Anthem's New Facility Policy Metastasizing to California

FOR IMMEDIATE RELEASE
March 11, 2026

CONTACT

Christopher Sheeron
+1 (202) 823-2333
media@action4health.org

WASHINGTON
— Starting June 1, Elevance Health, the parent company of Anthem Blue Cross and Blue Shield, plans to implement its new Commercial Facility Administrative Policy in a 12th state, California.

As we detailed in our interactive map in December, this new policy penalizing hospitals when patients receive care involving out-of-network physicians started January 1 in 11 other states: Colorado, Connecticut, Georgia, Indiana, Kentucky, Maine, Missouri, Nevada, New Hampshire, Ohio, and Wisconsin.

“Elevance is actively limiting care options for patients and dressing it up as cost control on hospitals, when this is a pure profit play,” said Christopher Sheeron, president of Action for Health. "If insurers are allowed to penalize hospitals for care decisions patients cannot control, we should expect more policies like this to follow."

Under the policy, Anthem assesses a 10% administrative penalty on hospital facility claims whenever a nonparticipating physician is involved in a patient’s care. Elevance has also indicated hospitals could be removed from its network for continued use of out-of-network physicians.

Sheeron continued, "California's patients will pay the price of this Anthem policy through delayed care, fewer specialists, and weaker local health systems. Unfortunately, this policy spreading to California also means Anthem now plans to bypass the bipartisan No Surprises Act in the nation's largest state."

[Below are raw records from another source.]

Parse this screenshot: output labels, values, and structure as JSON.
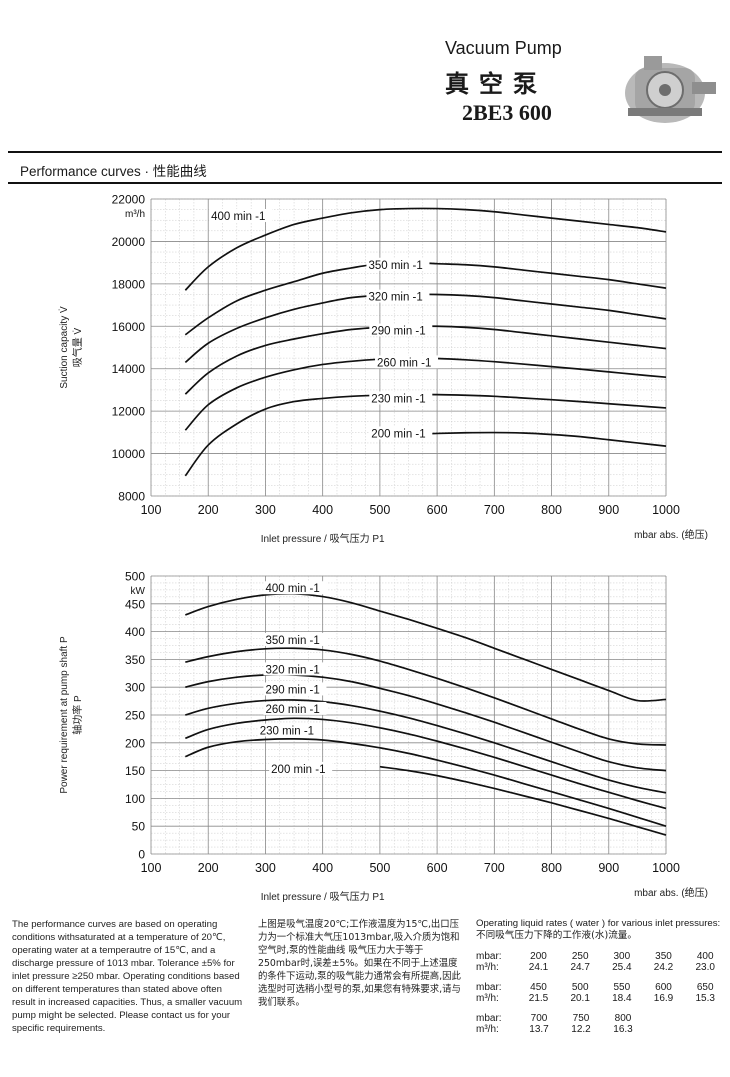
{
  "header": {
    "title_en": "Vacuum Pump",
    "title_zh": "真空泵",
    "model": "2BE3 600",
    "section_title": "Performance curves · 性能曲线"
  },
  "chart_data": [
    {
      "type": "line",
      "name": "suction",
      "ylabel": "Suction capacity V̇",
      "ylabel_zh": "吸气量 V̇",
      "yunit": "m³/h",
      "xlabel": "Inlet pressure / 吸气压力 P1",
      "xunit": "mbar abs. (绝压)",
      "xlim": [
        100,
        1000
      ],
      "ylim": [
        8000,
        22000
      ],
      "xticks": [
        100,
        200,
        300,
        400,
        500,
        600,
        700,
        800,
        900,
        1000
      ],
      "yticks": [
        8000,
        10000,
        12000,
        14000,
        16000,
        18000,
        20000,
        22000
      ],
      "grid": true,
      "series": [
        {
          "name": "400 min -1",
          "label_at": [
            205,
            21200
          ],
          "x": [
            160,
            200,
            250,
            300,
            350,
            400,
            450,
            500,
            550,
            600,
            650,
            700,
            750,
            800,
            850,
            900,
            950,
            1000
          ],
          "y": [
            17700,
            18800,
            19700,
            20300,
            20800,
            21100,
            21350,
            21500,
            21550,
            21550,
            21500,
            21400,
            21250,
            21100,
            20950,
            20800,
            20650,
            20450
          ]
        },
        {
          "name": "350 min -1",
          "label_at": [
            480,
            18900
          ],
          "x": [
            160,
            200,
            250,
            300,
            350,
            400,
            450,
            500,
            550,
            600,
            650,
            700,
            750,
            800,
            850,
            900,
            950,
            1000
          ],
          "y": [
            15600,
            16400,
            17200,
            17700,
            18100,
            18500,
            18750,
            18950,
            19000,
            18950,
            18900,
            18800,
            18650,
            18500,
            18350,
            18200,
            18000,
            17800
          ]
        },
        {
          "name": "320 min -1",
          "label_at": [
            480,
            17400
          ],
          "x": [
            160,
            200,
            250,
            300,
            350,
            400,
            450,
            500,
            550,
            600,
            650,
            700,
            750,
            800,
            850,
            900,
            950,
            1000
          ],
          "y": [
            14300,
            15200,
            15900,
            16400,
            16800,
            17100,
            17350,
            17450,
            17500,
            17500,
            17450,
            17350,
            17200,
            17050,
            16900,
            16750,
            16550,
            16350
          ]
        },
        {
          "name": "290 min -1",
          "label_at": [
            485,
            15800
          ],
          "x": [
            160,
            200,
            250,
            300,
            350,
            400,
            450,
            500,
            550,
            600,
            650,
            700,
            750,
            800,
            850,
            900,
            950,
            1000
          ],
          "y": [
            12800,
            13800,
            14600,
            15100,
            15400,
            15650,
            15850,
            15950,
            16000,
            16000,
            15950,
            15850,
            15700,
            15550,
            15400,
            15250,
            15100,
            14950
          ]
        },
        {
          "name": "260 min -1",
          "label_at": [
            495,
            14300
          ],
          "x": [
            160,
            200,
            250,
            300,
            350,
            400,
            450,
            500,
            550,
            600,
            650,
            700,
            750,
            800,
            850,
            900,
            950,
            1000
          ],
          "y": [
            11100,
            12300,
            13100,
            13600,
            13950,
            14200,
            14350,
            14450,
            14500,
            14480,
            14420,
            14330,
            14220,
            14100,
            13980,
            13850,
            13720,
            13600
          ]
        },
        {
          "name": "230 min -1",
          "label_at": [
            485,
            12600
          ],
          "x": [
            160,
            200,
            250,
            300,
            350,
            400,
            450,
            500,
            550,
            600,
            650,
            700,
            750,
            800,
            850,
            900,
            950,
            1000
          ],
          "y": [
            8950,
            10400,
            11400,
            12100,
            12450,
            12600,
            12700,
            12750,
            12780,
            12780,
            12750,
            12700,
            12620,
            12540,
            12450,
            12350,
            12250,
            12150
          ]
        },
        {
          "name": "200 min -1",
          "label_at": [
            485,
            10950
          ],
          "x": [
            500,
            550,
            600,
            650,
            700,
            750,
            800,
            850,
            900,
            950,
            1000
          ],
          "y": [
            10750,
            10900,
            10950,
            10980,
            10990,
            10970,
            10900,
            10800,
            10650,
            10500,
            10350
          ]
        }
      ]
    },
    {
      "type": "line",
      "name": "power",
      "ylabel": "Power requirement at pump shaft P",
      "ylabel_zh": "轴功率 P",
      "yunit": "kW",
      "xlabel": "Inlet pressure / 吸气压力 P1",
      "xunit": "mbar abs. (绝压)",
      "xlim": [
        100,
        1000
      ],
      "ylim": [
        0,
        500
      ],
      "xticks": [
        100,
        200,
        300,
        400,
        500,
        600,
        700,
        800,
        900,
        1000
      ],
      "yticks": [
        0,
        50,
        100,
        150,
        200,
        250,
        300,
        350,
        400,
        450,
        500
      ],
      "grid": true,
      "series": [
        {
          "name": "400 min -1",
          "label_at": [
            300,
            478
          ],
          "x": [
            160,
            200,
            250,
            300,
            350,
            400,
            450,
            500,
            550,
            600,
            650,
            700,
            750,
            800,
            850,
            900,
            950,
            1000
          ],
          "y": [
            430,
            445,
            458,
            466,
            468,
            463,
            452,
            437,
            422,
            406,
            389,
            370,
            351,
            332,
            313,
            294,
            276,
            278
          ]
        },
        {
          "name": "350 min -1",
          "label_at": [
            300,
            385
          ],
          "x": [
            160,
            200,
            250,
            300,
            350,
            400,
            450,
            500,
            550,
            600,
            650,
            700,
            750,
            800,
            850,
            900,
            950,
            1000
          ],
          "y": [
            345,
            355,
            364,
            369,
            370,
            367,
            359,
            347,
            332,
            316,
            299,
            281,
            262,
            243,
            224,
            207,
            198,
            196
          ]
        },
        {
          "name": "320 min -1",
          "label_at": [
            300,
            332
          ],
          "x": [
            160,
            200,
            250,
            300,
            350,
            400,
            450,
            500,
            550,
            600,
            650,
            700,
            750,
            800,
            850,
            900,
            950,
            1000
          ],
          "y": [
            300,
            310,
            318,
            322,
            322,
            318,
            310,
            298,
            285,
            270,
            254,
            237,
            219,
            201,
            183,
            166,
            155,
            150
          ]
        },
        {
          "name": "290 min -1",
          "label_at": [
            300,
            296
          ],
          "x": [
            160,
            200,
            250,
            300,
            350,
            400,
            450,
            500,
            550,
            600,
            650,
            700,
            750,
            800,
            850,
            900,
            950,
            1000
          ],
          "y": [
            250,
            262,
            271,
            276,
            277,
            274,
            267,
            257,
            245,
            231,
            216,
            200,
            183,
            166,
            149,
            133,
            120,
            110
          ]
        },
        {
          "name": "260 min -1",
          "label_at": [
            300,
            261
          ],
          "x": [
            160,
            200,
            250,
            300,
            350,
            400,
            450,
            500,
            550,
            600,
            650,
            700,
            750,
            800,
            850,
            900,
            950,
            1000
          ],
          "y": [
            208,
            224,
            235,
            241,
            244,
            242,
            236,
            227,
            216,
            203,
            189,
            174,
            158,
            142,
            126,
            111,
            96,
            82
          ]
        },
        {
          "name": "230 min -1",
          "label_at": [
            290,
            222
          ],
          "x": [
            160,
            200,
            250,
            300,
            350,
            400,
            450,
            500,
            550,
            600,
            650,
            700,
            750,
            800,
            850,
            900,
            950,
            1000
          ],
          "y": [
            175,
            192,
            202,
            206,
            207,
            205,
            199,
            191,
            181,
            169,
            156,
            142,
            127,
            112,
            97,
            82,
            66,
            50
          ]
        },
        {
          "name": "200 min -1",
          "label_at": [
            310,
            153
          ],
          "x": [
            500,
            550,
            600,
            650,
            700,
            750,
            800,
            850,
            900,
            950,
            1000
          ],
          "y": [
            157,
            150,
            141,
            130,
            118,
            105,
            92,
            78,
            64,
            49,
            34
          ]
        }
      ]
    }
  ],
  "notes": {
    "en": "The performance curves are based on operating conditions withsaturated at a temperature of 20℃, operating water at a temperautre of 15℃, and a discharge pressure of 1013 mbar. Tolerance ±5% for inlet pressure ≥250 mbar. Operating conditions based on different temperatures than stated above often result in increased capacities. Thus, a smaller vacuum pump might be selected. Please contact us for your specific requirements.",
    "zh": "上图是吸气温度20℃;工作液温度为15℃,出口压力为一个标准大气压1013mbar,吸入介质为饱和空气时,泵的性能曲线 吸气压力大于等于250mbar时,误差±5%。如果在不同于上述温度的条件下运动,泵的吸气能力通常会有所提高,因此选型时可选稍小型号的泵,如果您有特殊要求,请与我们联系。"
  },
  "rates": {
    "title_en": "Operating liquid rates ( water ) for various inlet pressures:",
    "title_zh": "不同吸气压力下降的工作液(水)流量。",
    "mbar_label": "mbar:",
    "rate_label": "m³/h:",
    "groups": [
      {
        "mbar": [
          "200",
          "250",
          "300",
          "350",
          "400"
        ],
        "m3h": [
          "24.1",
          "24.7",
          "25.4",
          "24.2",
          "23.0"
        ]
      },
      {
        "mbar": [
          "450",
          "500",
          "550",
          "600",
          "650"
        ],
        "m3h": [
          "21.5",
          "20.1",
          "18.4",
          "16.9",
          "15.3"
        ]
      },
      {
        "mbar": [
          "700",
          "750",
          "800"
        ],
        "m3h": [
          "13.7",
          "12.2",
          "16.3"
        ]
      }
    ]
  },
  "colors": {
    "curve": "#111111",
    "grid_major": "#8a8a8a",
    "grid_minor": "#c9c9c9",
    "rule": "#111111"
  }
}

This announcement comes at the same time Anthem Blue Cross of CA increased 2026 premiums by up to 17.8%, and Blue Shield of CA increased premiums for some of its benefit plans by up to 25.3%.

Sheeron added, "Should this policy continue unfettered across the country? Should Elevance's Board of Directors start to question Gail Boudreaux's decision-making? If good governance does not prevail, then smart government will. When faced with the same policy, Indiana's legislators recently stepped up and enacted legislation to block this egregious policy. We hope Sacramento follows suit."

Last month, Indiana lawmakers passed Senate Bill 189 banning health insurance companies from penalizing hospitals for using out-of-network providers. This new measure directly rebukes Elevance's policy in its home state. According to the Indiana Hospital Association, Elevance controls approximately 68% of the state's commercial insurance market.